En el ejemplo siguiente, fragmento tomado del comienzo del tango de Manuel Aróztegui “El apache argentino” podemos ver el citado patrón rítmico y los bordoneos llenando las pausas de la melodía:
El apache argentino – Manuel Aróstegui. (Fragmento) 1ª sección
Como todo esquema rígido, éste acompañamiento “tipo habanera” tenía sus limitaciones, no obstante lo cual es notable el esfuerzo de aquellos pioneros por escapar ingeniosamente de ellas, mediante la aplicación al nivel de la melodía, de cortes abruptos, desplazamientos de acentos y pequeños silencios dispuestos con la finalidad de lograr en su interacción con el esquema de habanera, una cierta sorpresa rítmica que enriquece la textura[5]. Obsérvese el siguiente ejemplo tomado del tango de José Luis Roncallo “No crea, rubio” de 1903:

O este otro de Rosendo Mendizábal, que al igual que el anterior está tomado de la “Antología del Tango Rioplatense, desde sus comienzos hasta 1920″ Obra publicada por el Instituto Nacional de Musicología Carlos Vega:
“Don Enrique” (1903)
De esta manera Mendizábal expone el motivo melódico y su consecuente de una frase. A continuación sigue una reexposición melódica casi textual (desplazada una octava hacia abajo) e incorpora en el segundo y tercer compás del ejemplo siguiente, una variante rítmica que cambia la percepción de lo que es en sí un mismo pensamiento musical:

El tango de ésta época era vivaz y alegre. La mayoría de las orquestas típicas del período (las de por ejemplo, Juan Maglio “Pacho”, Vicente Greco, Luis Bernstein, etc.) mantenían sus interpretaciones al tempo de MM
= 74-92 y el acompañamiento sobre el patrón característico de la habanera.
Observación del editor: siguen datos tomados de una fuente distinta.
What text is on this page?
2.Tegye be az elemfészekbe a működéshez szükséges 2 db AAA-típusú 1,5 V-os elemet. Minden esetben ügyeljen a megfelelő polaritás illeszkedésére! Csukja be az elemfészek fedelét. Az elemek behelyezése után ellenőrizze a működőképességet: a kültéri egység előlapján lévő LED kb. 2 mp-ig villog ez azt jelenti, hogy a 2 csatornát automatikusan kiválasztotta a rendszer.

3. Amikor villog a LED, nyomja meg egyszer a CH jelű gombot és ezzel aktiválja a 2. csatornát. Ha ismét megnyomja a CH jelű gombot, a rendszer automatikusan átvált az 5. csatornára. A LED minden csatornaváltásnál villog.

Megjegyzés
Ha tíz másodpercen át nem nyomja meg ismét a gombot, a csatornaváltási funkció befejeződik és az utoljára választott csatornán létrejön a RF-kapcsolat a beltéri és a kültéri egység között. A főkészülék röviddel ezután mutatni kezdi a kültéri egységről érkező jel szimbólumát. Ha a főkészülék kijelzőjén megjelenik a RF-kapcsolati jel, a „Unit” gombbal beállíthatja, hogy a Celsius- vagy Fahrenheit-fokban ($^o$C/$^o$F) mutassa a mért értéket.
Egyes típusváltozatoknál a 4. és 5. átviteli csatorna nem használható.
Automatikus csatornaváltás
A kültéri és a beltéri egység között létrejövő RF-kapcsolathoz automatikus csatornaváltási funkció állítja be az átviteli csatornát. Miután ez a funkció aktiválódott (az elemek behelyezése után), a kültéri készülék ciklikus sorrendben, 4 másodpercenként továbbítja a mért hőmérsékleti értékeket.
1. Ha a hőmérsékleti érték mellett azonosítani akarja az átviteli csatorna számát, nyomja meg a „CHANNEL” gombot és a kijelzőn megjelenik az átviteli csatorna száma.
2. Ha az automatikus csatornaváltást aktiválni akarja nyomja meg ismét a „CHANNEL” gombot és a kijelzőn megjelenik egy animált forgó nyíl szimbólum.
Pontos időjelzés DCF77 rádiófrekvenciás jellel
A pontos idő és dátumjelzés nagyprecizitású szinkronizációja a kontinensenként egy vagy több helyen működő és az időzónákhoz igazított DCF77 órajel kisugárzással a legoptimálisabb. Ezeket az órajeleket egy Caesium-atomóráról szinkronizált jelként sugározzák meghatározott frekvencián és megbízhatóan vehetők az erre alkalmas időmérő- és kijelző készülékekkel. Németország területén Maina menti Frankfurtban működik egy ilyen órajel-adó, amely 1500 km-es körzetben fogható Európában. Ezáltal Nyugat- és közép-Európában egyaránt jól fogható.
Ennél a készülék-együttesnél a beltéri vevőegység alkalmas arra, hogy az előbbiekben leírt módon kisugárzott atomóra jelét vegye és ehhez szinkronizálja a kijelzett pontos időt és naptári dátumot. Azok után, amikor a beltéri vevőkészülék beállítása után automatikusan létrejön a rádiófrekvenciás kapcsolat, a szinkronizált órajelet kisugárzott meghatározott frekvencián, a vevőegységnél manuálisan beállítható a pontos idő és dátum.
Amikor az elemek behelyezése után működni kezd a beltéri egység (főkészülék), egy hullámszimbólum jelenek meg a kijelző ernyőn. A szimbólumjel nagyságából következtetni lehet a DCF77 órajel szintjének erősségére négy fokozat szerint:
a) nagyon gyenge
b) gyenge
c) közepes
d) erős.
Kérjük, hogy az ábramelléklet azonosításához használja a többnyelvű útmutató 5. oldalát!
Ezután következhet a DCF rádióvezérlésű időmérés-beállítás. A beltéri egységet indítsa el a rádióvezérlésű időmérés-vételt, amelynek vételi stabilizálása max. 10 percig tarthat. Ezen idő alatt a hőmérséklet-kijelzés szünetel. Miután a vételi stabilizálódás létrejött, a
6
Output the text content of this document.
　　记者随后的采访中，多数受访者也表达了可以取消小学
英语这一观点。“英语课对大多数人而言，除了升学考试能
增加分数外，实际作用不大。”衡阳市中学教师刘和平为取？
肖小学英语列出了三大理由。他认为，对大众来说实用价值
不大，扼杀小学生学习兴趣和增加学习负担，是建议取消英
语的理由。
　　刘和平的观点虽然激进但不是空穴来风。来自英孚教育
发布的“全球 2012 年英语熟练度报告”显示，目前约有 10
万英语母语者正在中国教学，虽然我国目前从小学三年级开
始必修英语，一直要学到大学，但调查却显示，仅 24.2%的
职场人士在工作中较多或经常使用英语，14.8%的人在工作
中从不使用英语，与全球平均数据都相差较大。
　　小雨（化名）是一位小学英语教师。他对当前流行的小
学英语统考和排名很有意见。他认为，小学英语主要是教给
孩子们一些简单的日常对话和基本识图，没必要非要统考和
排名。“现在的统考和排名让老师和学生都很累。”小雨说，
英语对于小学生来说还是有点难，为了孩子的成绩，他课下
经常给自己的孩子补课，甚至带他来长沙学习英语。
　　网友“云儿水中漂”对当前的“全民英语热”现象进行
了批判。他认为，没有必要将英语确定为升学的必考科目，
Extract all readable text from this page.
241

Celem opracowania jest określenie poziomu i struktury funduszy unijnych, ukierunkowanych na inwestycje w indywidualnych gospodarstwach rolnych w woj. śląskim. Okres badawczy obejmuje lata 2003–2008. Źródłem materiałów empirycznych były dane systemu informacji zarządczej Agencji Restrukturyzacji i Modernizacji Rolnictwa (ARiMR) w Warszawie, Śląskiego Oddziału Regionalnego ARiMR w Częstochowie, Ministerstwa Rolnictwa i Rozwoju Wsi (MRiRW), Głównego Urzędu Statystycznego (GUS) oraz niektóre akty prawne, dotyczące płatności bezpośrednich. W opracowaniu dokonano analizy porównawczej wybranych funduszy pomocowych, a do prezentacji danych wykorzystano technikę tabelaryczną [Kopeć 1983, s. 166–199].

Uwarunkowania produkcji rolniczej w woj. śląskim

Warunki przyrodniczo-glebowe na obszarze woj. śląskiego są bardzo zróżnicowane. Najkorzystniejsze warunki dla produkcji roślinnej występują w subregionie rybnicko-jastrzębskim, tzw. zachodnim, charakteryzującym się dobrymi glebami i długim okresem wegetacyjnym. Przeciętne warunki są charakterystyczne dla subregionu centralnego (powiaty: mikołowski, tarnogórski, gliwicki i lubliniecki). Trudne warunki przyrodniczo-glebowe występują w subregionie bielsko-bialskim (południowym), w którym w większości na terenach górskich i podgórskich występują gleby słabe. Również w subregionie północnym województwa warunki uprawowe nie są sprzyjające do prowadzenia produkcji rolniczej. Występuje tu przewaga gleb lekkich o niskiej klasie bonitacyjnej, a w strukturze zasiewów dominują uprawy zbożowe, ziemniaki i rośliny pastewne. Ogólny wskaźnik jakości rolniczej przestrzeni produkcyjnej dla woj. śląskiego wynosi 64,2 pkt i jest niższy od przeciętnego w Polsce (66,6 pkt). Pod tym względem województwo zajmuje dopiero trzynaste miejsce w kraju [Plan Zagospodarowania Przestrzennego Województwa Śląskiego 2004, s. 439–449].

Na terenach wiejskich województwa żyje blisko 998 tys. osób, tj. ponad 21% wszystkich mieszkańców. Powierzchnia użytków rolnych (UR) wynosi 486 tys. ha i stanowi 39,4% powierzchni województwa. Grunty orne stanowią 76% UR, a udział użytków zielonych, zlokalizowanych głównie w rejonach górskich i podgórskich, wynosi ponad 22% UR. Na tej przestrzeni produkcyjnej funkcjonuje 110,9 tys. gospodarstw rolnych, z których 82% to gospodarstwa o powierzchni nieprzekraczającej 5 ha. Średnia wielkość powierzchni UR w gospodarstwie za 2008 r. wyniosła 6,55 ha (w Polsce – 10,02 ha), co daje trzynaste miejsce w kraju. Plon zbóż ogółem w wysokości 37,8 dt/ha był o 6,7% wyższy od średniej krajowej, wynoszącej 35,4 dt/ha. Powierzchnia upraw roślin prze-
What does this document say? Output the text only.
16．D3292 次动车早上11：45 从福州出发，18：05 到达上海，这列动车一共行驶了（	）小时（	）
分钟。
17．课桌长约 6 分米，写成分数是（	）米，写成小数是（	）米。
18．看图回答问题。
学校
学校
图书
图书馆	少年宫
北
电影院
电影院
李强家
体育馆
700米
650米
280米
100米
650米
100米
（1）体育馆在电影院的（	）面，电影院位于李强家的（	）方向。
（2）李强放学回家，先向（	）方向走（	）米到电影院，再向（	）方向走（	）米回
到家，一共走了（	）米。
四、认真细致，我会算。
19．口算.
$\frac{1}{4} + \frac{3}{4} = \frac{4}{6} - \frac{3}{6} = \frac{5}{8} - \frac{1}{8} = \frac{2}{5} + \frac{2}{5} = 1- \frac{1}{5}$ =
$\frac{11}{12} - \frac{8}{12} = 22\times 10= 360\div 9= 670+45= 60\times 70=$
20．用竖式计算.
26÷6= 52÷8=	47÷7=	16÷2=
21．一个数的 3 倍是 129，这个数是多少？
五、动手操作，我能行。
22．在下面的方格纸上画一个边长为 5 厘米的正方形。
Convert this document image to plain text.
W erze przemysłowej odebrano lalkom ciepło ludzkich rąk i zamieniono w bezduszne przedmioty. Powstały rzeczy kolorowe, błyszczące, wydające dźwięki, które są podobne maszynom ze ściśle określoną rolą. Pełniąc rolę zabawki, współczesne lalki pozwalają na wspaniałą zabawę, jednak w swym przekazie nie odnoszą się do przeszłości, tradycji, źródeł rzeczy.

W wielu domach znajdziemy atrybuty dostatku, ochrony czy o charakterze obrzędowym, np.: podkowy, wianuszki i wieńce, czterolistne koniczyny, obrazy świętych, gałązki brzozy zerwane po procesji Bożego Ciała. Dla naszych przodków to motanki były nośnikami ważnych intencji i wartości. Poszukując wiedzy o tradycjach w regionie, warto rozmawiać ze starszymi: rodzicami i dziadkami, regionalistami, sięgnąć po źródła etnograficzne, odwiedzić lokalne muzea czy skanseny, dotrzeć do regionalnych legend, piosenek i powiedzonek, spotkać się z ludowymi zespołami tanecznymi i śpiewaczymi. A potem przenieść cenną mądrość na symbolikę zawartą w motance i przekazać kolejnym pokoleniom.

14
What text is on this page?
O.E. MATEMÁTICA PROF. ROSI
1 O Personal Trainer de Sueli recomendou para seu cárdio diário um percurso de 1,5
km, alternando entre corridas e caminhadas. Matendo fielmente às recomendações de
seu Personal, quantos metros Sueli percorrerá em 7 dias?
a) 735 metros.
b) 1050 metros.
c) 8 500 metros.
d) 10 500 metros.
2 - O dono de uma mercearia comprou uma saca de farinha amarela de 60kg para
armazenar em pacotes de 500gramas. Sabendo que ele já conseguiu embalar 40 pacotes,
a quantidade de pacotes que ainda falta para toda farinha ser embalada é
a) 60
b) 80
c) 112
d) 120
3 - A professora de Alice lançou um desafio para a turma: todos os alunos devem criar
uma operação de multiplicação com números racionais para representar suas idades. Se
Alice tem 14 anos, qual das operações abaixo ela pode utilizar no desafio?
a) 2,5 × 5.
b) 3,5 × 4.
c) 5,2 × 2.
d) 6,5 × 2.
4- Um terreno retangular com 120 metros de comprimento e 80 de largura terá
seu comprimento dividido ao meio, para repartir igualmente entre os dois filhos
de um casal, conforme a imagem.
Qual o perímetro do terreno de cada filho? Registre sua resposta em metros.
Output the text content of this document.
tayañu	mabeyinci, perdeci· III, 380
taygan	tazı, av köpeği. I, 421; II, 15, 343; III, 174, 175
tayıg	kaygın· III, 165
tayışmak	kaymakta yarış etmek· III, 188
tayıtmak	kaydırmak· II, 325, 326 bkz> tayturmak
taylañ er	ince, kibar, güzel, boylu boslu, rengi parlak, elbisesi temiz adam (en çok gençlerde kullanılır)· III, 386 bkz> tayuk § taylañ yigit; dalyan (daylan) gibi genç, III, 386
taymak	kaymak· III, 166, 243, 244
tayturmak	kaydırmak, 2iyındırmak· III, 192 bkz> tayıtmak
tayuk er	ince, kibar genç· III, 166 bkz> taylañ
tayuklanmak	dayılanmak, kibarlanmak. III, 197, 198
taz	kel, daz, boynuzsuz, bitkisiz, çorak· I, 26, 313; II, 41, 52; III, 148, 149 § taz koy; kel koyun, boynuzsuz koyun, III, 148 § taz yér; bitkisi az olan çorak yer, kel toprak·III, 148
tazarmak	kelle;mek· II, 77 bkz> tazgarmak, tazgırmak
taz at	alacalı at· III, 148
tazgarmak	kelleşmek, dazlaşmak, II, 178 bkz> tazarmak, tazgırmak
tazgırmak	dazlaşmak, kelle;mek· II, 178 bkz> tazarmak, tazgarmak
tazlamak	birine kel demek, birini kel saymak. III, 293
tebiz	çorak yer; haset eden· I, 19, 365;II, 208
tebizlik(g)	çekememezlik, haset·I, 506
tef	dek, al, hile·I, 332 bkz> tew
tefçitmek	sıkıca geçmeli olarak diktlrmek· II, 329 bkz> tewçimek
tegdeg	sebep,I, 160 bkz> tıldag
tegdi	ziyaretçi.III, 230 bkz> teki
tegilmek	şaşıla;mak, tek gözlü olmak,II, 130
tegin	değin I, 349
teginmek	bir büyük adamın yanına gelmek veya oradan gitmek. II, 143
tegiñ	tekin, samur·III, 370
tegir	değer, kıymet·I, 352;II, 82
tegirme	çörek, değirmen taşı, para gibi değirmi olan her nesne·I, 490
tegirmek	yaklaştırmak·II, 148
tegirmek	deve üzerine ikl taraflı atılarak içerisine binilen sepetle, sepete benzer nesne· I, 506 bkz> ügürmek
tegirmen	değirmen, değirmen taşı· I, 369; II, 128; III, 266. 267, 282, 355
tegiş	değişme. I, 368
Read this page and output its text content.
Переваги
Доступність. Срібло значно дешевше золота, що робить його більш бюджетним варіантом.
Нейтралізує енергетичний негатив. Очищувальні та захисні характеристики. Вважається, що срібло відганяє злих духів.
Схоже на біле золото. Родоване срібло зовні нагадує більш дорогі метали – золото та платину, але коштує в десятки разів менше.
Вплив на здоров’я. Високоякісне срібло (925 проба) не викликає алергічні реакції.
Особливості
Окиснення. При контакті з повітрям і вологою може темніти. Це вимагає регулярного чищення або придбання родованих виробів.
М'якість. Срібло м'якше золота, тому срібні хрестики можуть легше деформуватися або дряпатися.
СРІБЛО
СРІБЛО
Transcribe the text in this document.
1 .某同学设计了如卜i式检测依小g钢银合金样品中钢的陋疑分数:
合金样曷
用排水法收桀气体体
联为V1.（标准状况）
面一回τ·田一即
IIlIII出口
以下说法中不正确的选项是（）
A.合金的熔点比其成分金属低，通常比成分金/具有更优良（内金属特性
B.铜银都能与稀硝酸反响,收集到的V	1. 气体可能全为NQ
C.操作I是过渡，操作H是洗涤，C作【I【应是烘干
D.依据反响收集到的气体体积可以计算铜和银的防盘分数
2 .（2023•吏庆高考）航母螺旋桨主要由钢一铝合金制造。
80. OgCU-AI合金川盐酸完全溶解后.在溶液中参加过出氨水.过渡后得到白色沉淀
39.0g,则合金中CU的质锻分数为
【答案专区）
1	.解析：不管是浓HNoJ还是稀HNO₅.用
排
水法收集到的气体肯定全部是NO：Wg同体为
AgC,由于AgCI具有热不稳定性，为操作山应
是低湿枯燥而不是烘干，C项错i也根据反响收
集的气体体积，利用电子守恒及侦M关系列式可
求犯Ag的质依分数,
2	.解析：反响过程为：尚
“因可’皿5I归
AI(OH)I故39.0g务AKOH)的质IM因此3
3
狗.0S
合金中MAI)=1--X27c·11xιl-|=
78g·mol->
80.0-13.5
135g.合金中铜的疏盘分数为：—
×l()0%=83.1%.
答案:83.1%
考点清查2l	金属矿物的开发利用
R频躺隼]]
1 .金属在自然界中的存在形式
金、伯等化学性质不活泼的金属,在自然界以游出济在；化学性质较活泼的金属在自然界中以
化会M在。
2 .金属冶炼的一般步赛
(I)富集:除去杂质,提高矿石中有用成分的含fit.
La excepción fue la orquesta de Eduardo Arolas, quien redujo sus “tempi” manteniéndolos entre MM
= 54-78 y usando por primera vez en el género, casi exclusivamente una marcación de cuatro corcheas por compás, sin mayor énfasis en ninguna de ellas. Arolas fue en todo un precursor, que en su breve vida (falleció en 1924 a los 32 años) compuso obras de gran valor que permanecerán en el repertorio mientras exista el tango. Algunos trazos de ella prefiguran la música que Astor Piazzolla haría medio siglo después[6].
A partir de Arolas, los demás autores empiezan gradualmente a alternar los esquemas rítmicos de habanera con el de cuatro corcheas por compás (llamado “el cuatro”) frecuentemente subdividiendo el segundo tiempo, hasta que el “cuatro” sustituye casi por completo al de habanera, que desde entonces sólo aparece excepcionalmente, en tangos que evocan épocas pasadas, como por ejemplo en el “El firulete” de Mariano Mores, ó a partir de que a mediados de la década del ‘30, Sebastián Piana “redescubre” para el repertorio de las orquestas y solistas de tango, a la milonga.
Según el Maestro Horacio Salgán, el abandono del acompañamiento “tipo habanera” representa un cambio trascendental en la historia del tango, por cuanto liberarse de la restricción de un esquema rítmico dominante “abre el panorama al nuevo género, permitiéndole manifestar y desarrollar infinitas posibilidades, elevándolo a un plano musical de altísima jerarquía” [7]
Al generalizarse el “cuatro” como marcación, la antigua notación en 2/4 dejó de tener sentido, no obstante lo cual, por costumbre se siguió usando largo tiempo. A partir de la década del ‘40-’50 se empezó a optar por escribir en 4/8, entendido como subdivisión del anterior. Esto traía el problema de que las variaciones virtuosísticas que cierran muchos tangos, las que se construyen mediante la disminución de los valores rítmicos del material melódico ó armónico de la última sección, deben escribirse en fusas, complicando la lectura y haciendo arduo el trabajo de los copistas de las orquestas. Finalmente, esto se simplificó al estandarizarse el uso del 4/4. Con todo, en un nivel coloquial se sigue haciendo referencia al tango como “El 2×4″, e incluso la radio de tango de la Ciudad de Buenos Aires se llama así.
Debe tenerse presente que lo que determina a una música es el propio contenido musical, y que el mismo trozo escrito en cualquiera de los compases mencionados en el párrafo anterior en nada alteraría la percepción auditiva del mismo: se trata sólo de convenciones de notación, tentativas que buscan conjugar claridad de exposición con simplicidad de escritura. En nada afectan la rapidez o lentitud de una música, por cuanto el movimiento está indicado por la velocidad del “pulso” que marca el metrónomo.
Escapa al objetivo de este trabajo el detallar a partir de qué momento o por invención de quienes se empezaron a utilizar en el tango, tales o cuales elementos que hoy se consideran como característicos, -si tal pesquisa fuera posible, mas allá de ciertos casos que están documentados-. Baste con decir que ningún creador trabaja desde el vacío, sino inmerso en una tradición de la que forma parte como un eslabón en una cadena.
Algunos de los más representativos músicos de un período se mantuvieron activos durante el siguiente, o empezaron su vida profesional en el anterior. Por ejemplo el violinista Julio De Caro a la edad de 18 años era segundo violín en la orquesta de Eduardo Arolas.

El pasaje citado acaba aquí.